Example: Until he met Sandy in junior high school, Bob thought all girls had cooties.

Quote:

“Kissing Brad (Pitt) was so uncomfortable for me. I remember saying in interviews that I thought it was gross, that Brad had cooties. I mean, I was ten.”
- Kirsten Dunst, remembering her childhood performance in Interview with the Vampire

Cooties used to be something pretty specific - body lice or head lice. The term came into use around the time of the First World War, when many soldiers undoubtedly suffered from them. But this meaning was lost over time.

Many decades later, when I got to first grade, no one knew what cooties really were. We just knew that they were really bad and that many undesirable people, especially members of the opposite sex, were infested with them.
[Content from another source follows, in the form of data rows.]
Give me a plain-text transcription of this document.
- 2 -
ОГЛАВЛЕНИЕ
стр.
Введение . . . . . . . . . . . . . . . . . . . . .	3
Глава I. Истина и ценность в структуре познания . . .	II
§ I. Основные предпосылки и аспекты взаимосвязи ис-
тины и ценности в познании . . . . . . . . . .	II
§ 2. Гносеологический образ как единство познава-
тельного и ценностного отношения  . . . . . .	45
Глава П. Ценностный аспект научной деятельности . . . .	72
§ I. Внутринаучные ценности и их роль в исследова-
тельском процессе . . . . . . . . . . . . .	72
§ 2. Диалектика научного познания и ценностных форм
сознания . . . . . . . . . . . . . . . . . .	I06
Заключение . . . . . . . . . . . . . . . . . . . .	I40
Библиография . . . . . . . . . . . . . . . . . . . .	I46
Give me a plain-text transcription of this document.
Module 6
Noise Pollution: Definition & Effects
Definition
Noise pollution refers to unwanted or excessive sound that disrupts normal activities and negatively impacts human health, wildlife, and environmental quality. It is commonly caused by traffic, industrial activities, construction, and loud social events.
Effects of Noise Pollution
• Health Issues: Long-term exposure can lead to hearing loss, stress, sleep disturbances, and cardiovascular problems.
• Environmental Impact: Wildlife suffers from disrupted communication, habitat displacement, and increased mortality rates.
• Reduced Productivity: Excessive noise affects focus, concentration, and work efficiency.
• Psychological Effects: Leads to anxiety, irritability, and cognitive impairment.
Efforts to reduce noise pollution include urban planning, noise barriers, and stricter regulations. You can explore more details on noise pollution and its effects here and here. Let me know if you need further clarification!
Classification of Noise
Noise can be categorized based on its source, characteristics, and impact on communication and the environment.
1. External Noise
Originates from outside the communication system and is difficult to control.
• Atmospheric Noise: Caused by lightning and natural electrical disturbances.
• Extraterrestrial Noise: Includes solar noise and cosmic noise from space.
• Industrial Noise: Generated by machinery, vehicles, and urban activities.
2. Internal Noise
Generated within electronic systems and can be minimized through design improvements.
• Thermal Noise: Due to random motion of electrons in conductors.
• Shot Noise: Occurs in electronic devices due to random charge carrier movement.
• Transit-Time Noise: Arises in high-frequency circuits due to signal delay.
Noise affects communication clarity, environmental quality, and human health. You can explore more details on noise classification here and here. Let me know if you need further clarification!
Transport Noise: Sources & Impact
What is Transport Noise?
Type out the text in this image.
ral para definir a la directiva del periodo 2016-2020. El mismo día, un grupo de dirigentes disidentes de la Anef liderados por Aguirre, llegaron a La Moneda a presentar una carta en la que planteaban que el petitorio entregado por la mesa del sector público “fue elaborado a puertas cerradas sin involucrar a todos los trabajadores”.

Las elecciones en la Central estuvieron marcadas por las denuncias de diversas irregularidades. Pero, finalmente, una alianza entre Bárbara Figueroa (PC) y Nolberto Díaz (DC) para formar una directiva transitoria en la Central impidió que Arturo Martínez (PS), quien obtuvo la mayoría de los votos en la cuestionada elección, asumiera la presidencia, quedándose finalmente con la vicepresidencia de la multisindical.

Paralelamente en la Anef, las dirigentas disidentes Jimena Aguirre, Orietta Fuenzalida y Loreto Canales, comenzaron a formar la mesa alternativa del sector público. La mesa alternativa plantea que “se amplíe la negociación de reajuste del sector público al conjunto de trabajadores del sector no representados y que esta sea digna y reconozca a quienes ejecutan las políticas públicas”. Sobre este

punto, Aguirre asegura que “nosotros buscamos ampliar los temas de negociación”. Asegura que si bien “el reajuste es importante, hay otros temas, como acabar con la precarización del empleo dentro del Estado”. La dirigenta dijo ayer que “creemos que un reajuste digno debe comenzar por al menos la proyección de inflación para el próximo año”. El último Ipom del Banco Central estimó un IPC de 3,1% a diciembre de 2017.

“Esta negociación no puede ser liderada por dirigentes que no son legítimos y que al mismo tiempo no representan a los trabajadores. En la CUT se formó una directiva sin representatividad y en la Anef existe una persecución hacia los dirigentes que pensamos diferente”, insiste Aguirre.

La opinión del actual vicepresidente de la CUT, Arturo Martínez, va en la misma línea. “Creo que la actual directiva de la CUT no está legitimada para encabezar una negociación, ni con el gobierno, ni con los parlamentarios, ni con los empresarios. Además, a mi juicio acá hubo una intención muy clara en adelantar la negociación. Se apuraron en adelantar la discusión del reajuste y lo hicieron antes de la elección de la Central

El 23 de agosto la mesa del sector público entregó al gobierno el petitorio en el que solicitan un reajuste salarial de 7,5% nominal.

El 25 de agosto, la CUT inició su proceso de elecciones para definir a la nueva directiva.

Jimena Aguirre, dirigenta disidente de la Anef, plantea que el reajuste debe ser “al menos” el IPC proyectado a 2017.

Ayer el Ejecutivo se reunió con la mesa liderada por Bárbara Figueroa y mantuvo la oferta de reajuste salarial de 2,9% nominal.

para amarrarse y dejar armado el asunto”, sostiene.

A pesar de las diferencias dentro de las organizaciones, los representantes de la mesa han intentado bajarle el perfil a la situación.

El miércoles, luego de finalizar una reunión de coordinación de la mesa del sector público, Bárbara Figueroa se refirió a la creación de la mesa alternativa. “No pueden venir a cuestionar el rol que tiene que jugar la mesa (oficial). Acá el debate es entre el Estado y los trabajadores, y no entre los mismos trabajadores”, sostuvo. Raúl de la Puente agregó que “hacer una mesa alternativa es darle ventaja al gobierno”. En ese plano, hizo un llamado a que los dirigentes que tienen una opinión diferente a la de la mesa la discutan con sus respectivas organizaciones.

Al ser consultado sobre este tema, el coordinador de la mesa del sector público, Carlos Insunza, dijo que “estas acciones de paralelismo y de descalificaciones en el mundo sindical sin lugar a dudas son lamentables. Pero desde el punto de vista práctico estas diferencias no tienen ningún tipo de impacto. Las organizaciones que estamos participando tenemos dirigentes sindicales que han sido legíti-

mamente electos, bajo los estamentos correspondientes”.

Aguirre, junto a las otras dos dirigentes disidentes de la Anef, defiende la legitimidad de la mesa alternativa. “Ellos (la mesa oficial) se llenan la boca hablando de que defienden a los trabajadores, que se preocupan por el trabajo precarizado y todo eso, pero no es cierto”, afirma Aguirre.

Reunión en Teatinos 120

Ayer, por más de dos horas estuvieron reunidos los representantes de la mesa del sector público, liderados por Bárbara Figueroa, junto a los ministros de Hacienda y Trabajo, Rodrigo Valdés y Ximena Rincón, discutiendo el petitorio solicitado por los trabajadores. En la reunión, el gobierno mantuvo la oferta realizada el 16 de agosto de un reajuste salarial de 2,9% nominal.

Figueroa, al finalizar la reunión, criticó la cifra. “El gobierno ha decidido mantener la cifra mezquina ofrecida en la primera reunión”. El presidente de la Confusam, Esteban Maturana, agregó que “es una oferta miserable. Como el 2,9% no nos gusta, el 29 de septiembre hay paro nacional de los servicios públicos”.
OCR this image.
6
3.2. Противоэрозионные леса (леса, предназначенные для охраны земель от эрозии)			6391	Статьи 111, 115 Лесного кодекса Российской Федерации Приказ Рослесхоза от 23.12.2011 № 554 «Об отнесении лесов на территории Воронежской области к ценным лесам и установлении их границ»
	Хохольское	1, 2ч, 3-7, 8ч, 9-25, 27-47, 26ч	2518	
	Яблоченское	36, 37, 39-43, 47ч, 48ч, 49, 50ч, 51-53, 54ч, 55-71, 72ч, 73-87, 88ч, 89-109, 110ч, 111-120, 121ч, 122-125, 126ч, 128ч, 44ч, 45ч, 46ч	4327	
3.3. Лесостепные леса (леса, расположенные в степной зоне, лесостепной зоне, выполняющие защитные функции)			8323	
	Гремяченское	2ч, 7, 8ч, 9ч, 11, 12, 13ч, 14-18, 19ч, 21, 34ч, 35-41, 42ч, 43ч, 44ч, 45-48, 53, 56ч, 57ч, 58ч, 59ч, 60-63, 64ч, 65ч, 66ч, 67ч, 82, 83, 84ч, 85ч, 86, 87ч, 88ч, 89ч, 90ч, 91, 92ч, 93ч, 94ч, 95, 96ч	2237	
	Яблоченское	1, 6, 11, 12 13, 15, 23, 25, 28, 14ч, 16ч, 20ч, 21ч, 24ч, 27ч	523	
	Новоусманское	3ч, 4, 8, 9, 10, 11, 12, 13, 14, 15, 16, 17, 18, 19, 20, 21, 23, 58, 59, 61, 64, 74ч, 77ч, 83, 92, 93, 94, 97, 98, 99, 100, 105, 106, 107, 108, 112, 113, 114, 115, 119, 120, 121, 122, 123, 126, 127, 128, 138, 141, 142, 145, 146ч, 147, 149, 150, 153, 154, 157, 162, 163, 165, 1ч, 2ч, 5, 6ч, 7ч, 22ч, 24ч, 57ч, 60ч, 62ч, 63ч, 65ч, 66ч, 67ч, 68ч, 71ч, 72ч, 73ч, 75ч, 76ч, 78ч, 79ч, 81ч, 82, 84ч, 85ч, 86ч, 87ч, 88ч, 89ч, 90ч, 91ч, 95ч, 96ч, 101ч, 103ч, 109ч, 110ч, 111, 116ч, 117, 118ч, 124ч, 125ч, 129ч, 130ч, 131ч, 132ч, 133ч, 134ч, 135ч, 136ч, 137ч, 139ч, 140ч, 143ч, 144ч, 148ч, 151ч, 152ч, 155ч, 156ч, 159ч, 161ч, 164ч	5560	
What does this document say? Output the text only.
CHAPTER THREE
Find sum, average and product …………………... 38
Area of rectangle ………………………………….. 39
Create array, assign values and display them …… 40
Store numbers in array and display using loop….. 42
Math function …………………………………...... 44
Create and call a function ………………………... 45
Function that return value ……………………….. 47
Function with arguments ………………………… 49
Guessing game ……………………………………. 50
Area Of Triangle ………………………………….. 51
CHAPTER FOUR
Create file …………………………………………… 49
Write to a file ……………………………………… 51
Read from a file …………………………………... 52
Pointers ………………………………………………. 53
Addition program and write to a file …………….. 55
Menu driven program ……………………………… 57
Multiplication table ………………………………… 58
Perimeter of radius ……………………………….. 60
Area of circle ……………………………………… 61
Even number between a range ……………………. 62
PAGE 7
Getting to close to someone who had them was a serious social risk, as they were easy to catch.

Girls invested (and still invest) a lot of time in making cootie catchers out of folded paper, which were apparently used at one time to catch cooties as they fell from someone's head. This custom had also died out by my school days and cootie catchers were used exclusively for telling fortunes.

The primary cure for cooties is adulthood. While being interviewed by a cow this spring on Nickelodeon, Brad Pitt was asked about the horrors of getting cooties from kissing his film costars. He responded by saying, “"Cooties are all right. I don't know where this myth started. Cooties are okay." Or perhaps he just thinks they're okay because Kirsten Dunst said he had them.